By Ed Cropley
Editing by
Michael Battye and
Alex Richardson
Reuters
February 11, 2008 - MAE SOT, Thailand (Reuters) - A referendum on an army-made constitution in Myanmar will be a "major battlefield" between the junta and a people wanting to be rid of military rule, the country's biggest dissident group said on Monday.
In a statement given to Reuters in the Myanmar-Thai border town of Mae Sot, the "88 Generation Students" -- named after a brutally suppressed 1988 uprising -- called on the former Burma's 53 million people to reject the charter in the May vote.
"The regime is attempting to legalize the military dictatorship with a sham constitution," said the group, whose leaders were jailed in last year's protests.
"This is a declaration of war by the military regime against the people of Burma."
The army, which has run Myanmar under various guises since 1962, announced the referendum on Saturday, saying it would be followed by "multi-party, democratic elections" two years later.
The elections would be the first since 1990, when opposition leader Aung San Suu Kyi's National League for Democracy (NLD) won a huge landslide only to see the generals ignore the result. Suu Kyi has spent most of the interim under house arrest.
The NLD has called the junta's proposal -- part of a seven-step "roadmap to democracy" unveiled in 2003 -- "erratic" and highlighted the irony of announcing an election even before the result of the referendum.
Bo Kyi, a former political prisoner now living in Thailand, said that having been denied any chance of contributing to its creation, the NLD would be forced to reject a charter that appears to yield little ground to civilian rule.
Although not yet completed -- let alone published -- snippets in state-controlled media suggest the army commander-in-chief will be the most powerful figure in the country, able to appoint key ministers and assume power "in times of emergency".
Bo Kyi said the 88 Generation and, in all probability, the NLD would campaign for a no vote to tell the generals they could not get away with introducing reform on their terms only, to the exclusion of all other points of view.
"The main thing we want is to work together to solve the problems. We need dialogue. We want dialogue," he said. "We can conduct a campaign very easily. People who want change will help us."
UNDERGROUND "NO" CAMPAIGN
The timing of the announcement is particularly ironic given the generals' unrelenting crackdown on dissent in the wake of September's monk-led pro-democracy demonstrations which evolved from small protests against massive fuel price increases.
"If they are truly committed to democratic change, then they should create a democratic environment -- allow freedom of the press, freedom of assembly and freedom for all political prisoners," Bo Kyi said.

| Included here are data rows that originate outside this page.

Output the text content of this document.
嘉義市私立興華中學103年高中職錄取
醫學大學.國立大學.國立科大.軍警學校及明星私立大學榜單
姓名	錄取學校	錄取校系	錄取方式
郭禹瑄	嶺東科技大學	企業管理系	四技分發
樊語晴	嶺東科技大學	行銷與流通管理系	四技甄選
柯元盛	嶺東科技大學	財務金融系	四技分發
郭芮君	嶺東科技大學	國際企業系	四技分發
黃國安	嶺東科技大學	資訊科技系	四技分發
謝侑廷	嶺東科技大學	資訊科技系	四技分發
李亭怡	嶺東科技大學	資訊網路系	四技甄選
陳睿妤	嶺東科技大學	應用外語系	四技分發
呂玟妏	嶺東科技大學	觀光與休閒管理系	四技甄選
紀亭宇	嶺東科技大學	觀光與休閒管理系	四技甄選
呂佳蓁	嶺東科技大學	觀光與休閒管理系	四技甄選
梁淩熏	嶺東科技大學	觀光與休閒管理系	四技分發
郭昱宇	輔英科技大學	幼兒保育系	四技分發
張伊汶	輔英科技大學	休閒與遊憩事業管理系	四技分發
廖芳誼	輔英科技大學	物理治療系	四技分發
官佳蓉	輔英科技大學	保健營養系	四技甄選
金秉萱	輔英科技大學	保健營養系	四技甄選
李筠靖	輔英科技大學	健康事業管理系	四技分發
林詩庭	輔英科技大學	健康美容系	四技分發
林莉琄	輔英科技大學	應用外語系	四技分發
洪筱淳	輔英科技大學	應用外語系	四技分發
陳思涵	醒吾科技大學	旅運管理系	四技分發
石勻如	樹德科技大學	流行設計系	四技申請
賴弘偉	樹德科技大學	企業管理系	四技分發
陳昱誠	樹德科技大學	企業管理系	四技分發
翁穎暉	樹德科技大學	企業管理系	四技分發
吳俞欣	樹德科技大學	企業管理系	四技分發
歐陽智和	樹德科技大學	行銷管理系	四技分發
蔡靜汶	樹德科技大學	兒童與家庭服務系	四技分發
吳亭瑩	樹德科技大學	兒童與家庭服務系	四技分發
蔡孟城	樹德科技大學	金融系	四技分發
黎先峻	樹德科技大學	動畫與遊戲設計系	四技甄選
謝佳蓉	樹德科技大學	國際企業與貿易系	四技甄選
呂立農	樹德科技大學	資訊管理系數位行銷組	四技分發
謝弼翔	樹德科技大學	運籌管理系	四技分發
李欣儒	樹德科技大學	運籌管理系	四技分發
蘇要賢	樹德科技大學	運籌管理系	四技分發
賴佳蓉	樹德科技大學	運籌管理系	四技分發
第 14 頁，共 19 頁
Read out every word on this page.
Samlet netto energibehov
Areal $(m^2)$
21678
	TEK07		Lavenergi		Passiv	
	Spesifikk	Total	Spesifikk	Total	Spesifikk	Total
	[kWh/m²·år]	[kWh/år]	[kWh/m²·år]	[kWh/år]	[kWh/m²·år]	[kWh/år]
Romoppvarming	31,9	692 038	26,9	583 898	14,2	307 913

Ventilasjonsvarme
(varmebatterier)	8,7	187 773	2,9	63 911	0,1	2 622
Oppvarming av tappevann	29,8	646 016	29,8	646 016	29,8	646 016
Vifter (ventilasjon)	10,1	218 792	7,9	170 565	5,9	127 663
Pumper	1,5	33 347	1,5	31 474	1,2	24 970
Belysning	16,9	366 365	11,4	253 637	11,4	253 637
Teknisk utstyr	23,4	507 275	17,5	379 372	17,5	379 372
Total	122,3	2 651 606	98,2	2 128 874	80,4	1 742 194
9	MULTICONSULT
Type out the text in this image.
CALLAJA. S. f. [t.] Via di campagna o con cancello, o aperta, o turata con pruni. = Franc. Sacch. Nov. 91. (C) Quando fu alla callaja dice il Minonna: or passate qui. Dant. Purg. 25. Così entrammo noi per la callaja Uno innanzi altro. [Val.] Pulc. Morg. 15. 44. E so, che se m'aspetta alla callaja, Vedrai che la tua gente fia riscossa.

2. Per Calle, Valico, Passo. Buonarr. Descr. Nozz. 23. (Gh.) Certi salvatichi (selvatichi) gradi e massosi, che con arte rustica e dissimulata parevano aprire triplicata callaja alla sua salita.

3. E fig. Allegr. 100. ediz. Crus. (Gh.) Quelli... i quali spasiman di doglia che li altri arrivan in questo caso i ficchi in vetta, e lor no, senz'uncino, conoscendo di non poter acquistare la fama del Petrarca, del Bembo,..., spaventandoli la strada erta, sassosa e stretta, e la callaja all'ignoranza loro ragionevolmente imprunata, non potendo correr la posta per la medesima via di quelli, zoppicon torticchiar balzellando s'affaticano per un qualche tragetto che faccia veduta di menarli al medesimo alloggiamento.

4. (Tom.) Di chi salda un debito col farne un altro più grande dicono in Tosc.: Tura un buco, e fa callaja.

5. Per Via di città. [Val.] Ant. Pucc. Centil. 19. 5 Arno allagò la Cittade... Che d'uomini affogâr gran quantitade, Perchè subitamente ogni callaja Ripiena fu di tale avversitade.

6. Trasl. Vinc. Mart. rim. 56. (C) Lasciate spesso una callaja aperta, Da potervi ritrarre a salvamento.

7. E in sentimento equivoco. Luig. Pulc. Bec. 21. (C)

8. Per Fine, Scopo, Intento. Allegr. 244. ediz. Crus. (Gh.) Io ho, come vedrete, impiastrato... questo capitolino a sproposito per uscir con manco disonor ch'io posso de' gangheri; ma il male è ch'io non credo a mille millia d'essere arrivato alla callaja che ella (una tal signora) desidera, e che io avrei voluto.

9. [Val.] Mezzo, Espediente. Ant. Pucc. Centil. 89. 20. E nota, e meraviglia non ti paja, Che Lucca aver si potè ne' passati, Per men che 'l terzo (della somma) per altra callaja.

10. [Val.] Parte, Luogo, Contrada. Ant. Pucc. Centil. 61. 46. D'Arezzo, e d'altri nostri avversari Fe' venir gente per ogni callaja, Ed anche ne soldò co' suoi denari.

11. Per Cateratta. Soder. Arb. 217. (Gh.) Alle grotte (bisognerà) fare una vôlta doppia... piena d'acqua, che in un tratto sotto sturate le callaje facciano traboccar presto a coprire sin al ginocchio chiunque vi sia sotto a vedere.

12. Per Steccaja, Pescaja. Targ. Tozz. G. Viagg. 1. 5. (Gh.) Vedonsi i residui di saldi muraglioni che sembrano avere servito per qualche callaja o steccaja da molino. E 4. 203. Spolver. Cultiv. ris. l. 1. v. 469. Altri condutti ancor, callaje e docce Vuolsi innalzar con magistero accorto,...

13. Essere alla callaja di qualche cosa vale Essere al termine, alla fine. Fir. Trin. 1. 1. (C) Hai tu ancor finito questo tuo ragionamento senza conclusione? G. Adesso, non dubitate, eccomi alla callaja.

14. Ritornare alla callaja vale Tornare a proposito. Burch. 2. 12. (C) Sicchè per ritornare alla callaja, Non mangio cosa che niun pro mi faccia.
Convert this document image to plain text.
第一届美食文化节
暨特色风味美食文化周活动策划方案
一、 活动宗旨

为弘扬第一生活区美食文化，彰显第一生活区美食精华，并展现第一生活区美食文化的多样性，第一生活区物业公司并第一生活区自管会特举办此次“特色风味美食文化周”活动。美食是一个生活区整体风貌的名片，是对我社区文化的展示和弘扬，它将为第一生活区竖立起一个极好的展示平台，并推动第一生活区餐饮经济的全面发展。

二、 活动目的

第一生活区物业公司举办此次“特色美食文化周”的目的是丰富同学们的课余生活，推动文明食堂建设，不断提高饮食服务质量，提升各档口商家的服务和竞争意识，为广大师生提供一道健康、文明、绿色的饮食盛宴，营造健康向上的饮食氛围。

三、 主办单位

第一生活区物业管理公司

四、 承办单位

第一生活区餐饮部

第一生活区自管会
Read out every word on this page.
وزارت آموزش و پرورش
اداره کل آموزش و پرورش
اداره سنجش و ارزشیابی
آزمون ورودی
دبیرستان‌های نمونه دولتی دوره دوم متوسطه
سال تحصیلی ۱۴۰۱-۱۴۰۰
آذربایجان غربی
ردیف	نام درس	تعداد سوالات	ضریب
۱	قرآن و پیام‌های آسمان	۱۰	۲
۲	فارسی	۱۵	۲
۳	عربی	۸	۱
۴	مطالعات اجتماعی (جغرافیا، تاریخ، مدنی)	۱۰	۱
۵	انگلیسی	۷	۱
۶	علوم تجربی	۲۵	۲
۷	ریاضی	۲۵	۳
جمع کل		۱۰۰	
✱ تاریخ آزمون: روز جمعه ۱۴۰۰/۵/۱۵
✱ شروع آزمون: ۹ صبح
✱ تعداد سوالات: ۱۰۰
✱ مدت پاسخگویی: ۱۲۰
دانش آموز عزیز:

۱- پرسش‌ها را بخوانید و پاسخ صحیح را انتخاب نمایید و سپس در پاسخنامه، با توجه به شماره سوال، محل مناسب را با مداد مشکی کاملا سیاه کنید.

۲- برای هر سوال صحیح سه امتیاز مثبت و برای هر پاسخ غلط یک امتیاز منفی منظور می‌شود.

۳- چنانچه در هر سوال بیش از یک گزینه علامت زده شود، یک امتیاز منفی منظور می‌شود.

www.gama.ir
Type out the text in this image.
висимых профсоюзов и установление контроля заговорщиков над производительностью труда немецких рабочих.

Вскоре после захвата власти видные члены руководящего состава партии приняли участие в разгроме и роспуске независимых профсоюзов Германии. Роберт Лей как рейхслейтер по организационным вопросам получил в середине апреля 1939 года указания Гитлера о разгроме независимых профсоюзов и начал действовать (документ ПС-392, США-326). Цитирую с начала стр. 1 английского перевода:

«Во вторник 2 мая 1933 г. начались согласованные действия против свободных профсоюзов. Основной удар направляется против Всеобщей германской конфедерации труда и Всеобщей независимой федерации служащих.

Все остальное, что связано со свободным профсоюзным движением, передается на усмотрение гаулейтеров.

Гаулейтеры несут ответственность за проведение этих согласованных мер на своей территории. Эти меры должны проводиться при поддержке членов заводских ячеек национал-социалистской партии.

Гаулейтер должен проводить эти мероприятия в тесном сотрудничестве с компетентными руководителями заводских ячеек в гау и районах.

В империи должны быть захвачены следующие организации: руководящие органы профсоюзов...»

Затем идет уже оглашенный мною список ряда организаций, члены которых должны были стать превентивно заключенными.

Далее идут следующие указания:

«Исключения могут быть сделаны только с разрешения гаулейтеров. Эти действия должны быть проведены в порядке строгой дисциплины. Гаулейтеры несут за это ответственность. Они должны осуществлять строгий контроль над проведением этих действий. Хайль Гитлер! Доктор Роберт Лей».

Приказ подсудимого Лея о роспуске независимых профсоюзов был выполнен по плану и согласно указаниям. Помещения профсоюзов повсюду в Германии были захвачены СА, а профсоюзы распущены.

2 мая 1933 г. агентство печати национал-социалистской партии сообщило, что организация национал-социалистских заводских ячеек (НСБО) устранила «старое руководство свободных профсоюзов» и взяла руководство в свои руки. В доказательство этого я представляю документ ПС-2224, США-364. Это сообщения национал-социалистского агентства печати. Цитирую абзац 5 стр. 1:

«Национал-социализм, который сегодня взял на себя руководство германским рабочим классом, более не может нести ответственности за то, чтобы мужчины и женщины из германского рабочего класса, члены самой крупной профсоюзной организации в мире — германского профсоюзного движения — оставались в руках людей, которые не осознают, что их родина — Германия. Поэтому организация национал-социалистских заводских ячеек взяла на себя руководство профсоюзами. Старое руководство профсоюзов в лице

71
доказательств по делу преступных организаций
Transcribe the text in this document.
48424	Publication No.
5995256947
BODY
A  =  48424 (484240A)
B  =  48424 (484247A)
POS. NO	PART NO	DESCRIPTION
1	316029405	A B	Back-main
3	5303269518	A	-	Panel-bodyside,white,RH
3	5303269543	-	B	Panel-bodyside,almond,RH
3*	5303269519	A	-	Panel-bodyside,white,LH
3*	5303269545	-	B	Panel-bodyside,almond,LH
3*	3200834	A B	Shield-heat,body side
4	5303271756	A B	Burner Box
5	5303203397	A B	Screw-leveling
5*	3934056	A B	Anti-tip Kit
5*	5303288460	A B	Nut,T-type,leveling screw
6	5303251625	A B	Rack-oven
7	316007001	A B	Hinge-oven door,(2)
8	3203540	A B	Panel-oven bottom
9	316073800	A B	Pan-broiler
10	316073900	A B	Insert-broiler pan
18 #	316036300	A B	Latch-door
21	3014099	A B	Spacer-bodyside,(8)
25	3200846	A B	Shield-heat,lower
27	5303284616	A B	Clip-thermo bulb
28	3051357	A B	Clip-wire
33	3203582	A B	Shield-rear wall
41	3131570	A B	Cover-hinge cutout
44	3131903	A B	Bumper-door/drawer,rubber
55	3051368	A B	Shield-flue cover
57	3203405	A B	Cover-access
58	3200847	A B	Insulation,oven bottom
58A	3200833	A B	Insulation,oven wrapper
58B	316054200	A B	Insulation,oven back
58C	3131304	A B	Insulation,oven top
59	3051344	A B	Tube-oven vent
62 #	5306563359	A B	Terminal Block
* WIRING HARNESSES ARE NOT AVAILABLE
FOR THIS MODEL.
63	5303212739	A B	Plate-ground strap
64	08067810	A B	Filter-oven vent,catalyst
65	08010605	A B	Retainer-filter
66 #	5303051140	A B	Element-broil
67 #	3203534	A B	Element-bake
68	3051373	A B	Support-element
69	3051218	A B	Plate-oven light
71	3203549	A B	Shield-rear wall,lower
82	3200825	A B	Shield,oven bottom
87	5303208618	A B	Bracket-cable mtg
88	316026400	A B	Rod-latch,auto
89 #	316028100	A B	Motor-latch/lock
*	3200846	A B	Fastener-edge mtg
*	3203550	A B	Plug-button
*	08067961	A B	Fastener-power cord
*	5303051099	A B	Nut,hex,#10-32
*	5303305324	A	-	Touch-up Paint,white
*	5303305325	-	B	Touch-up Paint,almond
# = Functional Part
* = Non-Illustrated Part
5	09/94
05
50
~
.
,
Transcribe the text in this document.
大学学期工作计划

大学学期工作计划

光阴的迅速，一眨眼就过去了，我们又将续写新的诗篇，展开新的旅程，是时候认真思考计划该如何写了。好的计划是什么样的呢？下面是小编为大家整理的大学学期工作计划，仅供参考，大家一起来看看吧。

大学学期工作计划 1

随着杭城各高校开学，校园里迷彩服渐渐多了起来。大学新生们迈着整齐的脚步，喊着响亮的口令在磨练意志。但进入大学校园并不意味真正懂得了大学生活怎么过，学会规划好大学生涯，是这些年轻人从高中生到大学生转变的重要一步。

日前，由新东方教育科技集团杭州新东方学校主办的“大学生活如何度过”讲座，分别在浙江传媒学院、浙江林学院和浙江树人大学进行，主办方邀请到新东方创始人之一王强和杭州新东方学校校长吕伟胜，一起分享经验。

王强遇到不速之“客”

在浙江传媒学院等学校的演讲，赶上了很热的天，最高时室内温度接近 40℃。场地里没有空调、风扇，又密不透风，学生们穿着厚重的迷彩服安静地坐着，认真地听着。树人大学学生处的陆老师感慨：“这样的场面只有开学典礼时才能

Given the constraints of campaigning in one of the world's most repressive states, most of the work will be done by word of mouth, distribution of leaflets and CDs, and dissident radio and television, he added.
According to the Assistance Association of Political Prisoners (Burma), nearly 700 people are still in detention as a result of the crackdown, in which the United Nations says at least 31 people were killed.
The whereabouts of around 300 prisoners are known, Bo Kyi said, but the others have simply disappeared into the Myanmar gulag. Rumors abound of internment camps on remote tropical islands in the Andaman Sea or the swamps of the Irrawaddy delta.
"If they are in prison, at least we know where they are. If they are in a secret place, they could be being tortured or even killed," Bo Kyi said.